避妊具でも防ぎきれないコンジローマの潜伏期間

コンジローマは近年、増加傾向のある性感染症のひとつです。
コンジローマは比較的10代から20代前半での感染者が多いです。
感染すると一定の潜伏期間を経てピンク色や白、褐色系の不規則なイボ状の突起物が単発あるいは複数発症します。
このままイボを放置することで鶏のトサカやカリフラワーのような症状にまで進行します。

コンジローマは、ヒトパピローマウイルスが原因で発症します。
宿主から離れると短時間で死んでしまうため、皮膚や粘膜が直接触れ合う性交渉が主な感染経路です。
たとえ、避妊具をしていても避妊具で覆われていない部分にヒトパピローマウイルスがあることもあります。
そのため、避妊具をつけていても100%感染しないとは言い切れないため、パートナーに症状が見られた場合は性行為は避けるようにします。

コンジローマには潜伏期間があります。
感染者との性行為から3週間から3ヶ月程度の潜伏期間があります。
クラミジアや淋病に比べると、潜伏期間が長いため、自覚症状のない感染者も少なくありません。
そのため、不特定多数の異性との性行為は重ねないことや風俗店などの利用はしないことが感染防止のための予防策です。

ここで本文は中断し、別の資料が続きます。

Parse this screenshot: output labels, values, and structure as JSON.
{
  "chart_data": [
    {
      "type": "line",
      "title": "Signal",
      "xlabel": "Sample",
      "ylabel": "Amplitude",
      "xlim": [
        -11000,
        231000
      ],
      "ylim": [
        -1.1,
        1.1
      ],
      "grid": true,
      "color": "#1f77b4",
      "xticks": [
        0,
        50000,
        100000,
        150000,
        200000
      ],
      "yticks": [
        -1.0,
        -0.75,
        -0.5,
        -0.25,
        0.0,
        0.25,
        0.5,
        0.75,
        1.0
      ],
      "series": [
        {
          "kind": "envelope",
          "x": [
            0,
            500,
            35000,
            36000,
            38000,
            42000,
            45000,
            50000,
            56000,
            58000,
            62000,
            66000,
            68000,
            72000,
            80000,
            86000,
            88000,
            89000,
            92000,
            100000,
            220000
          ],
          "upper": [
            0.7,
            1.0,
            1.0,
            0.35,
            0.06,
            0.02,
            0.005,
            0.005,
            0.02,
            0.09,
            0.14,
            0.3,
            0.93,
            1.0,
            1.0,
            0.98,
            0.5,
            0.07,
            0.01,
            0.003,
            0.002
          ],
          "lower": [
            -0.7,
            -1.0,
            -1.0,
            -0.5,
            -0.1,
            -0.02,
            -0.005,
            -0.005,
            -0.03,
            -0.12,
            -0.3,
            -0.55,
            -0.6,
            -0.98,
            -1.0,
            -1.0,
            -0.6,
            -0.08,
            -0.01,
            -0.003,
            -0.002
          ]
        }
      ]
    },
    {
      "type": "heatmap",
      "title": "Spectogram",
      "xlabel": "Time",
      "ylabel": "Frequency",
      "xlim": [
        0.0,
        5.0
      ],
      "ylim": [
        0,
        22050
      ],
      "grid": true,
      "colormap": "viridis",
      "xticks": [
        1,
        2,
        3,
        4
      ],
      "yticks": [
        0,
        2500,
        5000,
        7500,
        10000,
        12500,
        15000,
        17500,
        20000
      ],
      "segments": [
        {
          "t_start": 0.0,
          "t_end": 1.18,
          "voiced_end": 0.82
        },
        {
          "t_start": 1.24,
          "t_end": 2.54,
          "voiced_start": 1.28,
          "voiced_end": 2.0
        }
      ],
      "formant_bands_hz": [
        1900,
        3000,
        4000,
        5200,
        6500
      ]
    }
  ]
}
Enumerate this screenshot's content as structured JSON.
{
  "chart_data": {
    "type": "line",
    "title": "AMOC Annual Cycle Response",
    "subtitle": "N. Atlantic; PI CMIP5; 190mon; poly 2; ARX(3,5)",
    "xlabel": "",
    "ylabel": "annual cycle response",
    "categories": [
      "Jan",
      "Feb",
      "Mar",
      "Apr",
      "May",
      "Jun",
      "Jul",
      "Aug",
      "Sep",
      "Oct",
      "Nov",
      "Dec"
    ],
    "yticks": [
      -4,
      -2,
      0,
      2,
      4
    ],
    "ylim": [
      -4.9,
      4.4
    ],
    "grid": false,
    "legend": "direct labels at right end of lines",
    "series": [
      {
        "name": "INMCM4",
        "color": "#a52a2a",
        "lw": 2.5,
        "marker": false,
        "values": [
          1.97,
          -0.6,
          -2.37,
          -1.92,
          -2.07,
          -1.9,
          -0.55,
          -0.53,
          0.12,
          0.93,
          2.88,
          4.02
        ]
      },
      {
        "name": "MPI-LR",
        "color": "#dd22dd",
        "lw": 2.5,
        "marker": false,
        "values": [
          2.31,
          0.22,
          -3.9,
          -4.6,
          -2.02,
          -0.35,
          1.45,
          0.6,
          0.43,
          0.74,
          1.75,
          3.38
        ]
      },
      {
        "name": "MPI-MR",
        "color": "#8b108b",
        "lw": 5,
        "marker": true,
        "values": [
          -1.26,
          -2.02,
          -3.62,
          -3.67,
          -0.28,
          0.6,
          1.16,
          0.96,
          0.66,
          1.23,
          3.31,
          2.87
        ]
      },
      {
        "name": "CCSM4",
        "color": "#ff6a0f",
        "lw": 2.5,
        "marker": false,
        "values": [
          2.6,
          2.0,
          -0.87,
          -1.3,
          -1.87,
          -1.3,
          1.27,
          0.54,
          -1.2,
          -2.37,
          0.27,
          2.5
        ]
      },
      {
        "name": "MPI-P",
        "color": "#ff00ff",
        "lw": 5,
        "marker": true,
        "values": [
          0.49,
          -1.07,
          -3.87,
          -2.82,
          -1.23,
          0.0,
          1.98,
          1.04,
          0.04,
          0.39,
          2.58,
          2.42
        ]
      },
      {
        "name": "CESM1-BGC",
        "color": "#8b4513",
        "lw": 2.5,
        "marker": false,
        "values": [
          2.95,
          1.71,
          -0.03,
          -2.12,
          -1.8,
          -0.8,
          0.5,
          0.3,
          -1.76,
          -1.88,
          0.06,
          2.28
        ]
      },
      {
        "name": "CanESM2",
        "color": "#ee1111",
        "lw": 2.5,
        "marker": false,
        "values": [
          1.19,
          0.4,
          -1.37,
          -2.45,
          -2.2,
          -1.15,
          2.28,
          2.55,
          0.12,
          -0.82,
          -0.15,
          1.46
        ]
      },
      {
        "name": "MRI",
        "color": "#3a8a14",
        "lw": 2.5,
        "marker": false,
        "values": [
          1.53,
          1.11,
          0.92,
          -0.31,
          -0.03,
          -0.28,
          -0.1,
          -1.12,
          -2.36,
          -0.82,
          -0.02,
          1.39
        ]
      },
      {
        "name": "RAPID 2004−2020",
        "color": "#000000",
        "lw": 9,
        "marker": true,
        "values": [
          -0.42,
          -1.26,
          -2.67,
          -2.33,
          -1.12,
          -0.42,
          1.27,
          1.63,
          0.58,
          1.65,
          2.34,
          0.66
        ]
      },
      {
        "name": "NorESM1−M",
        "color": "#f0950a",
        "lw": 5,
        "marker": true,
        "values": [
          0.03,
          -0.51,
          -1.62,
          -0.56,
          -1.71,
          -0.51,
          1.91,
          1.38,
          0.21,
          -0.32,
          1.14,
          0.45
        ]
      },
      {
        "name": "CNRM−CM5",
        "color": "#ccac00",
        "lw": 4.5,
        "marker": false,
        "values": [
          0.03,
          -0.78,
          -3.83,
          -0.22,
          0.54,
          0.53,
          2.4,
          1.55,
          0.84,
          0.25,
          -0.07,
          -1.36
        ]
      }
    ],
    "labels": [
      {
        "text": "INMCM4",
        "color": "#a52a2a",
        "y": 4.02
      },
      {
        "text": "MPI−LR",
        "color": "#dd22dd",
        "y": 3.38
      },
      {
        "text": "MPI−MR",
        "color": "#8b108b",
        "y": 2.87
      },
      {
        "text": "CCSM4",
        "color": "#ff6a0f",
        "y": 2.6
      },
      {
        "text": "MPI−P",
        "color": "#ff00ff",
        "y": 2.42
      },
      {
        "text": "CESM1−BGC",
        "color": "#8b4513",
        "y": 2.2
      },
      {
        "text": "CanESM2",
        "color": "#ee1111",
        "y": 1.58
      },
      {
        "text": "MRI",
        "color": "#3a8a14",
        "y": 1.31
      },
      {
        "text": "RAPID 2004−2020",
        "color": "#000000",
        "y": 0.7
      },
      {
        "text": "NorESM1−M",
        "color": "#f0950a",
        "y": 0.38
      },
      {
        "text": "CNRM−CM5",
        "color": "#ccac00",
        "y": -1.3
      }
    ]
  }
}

稀に自然治癒することもありますが、原則として何も治療を受けなければ完治することはないとされています。
放置していると症状の悪化だけでなく再発率が高まるため、治療期間が長引くとも言われています。
そのため、早めに治療を行う必要があります。
症状が悪化した場合は、治療期間は長引きますが、根気よく治療を行うことで必ず治るとされています。
治療では、塗り薬やイボを取り除くための外科手術を行います。
症状が広範囲に見られる場合には、外用薬などで症状を縮小してからイボを除去することがあります。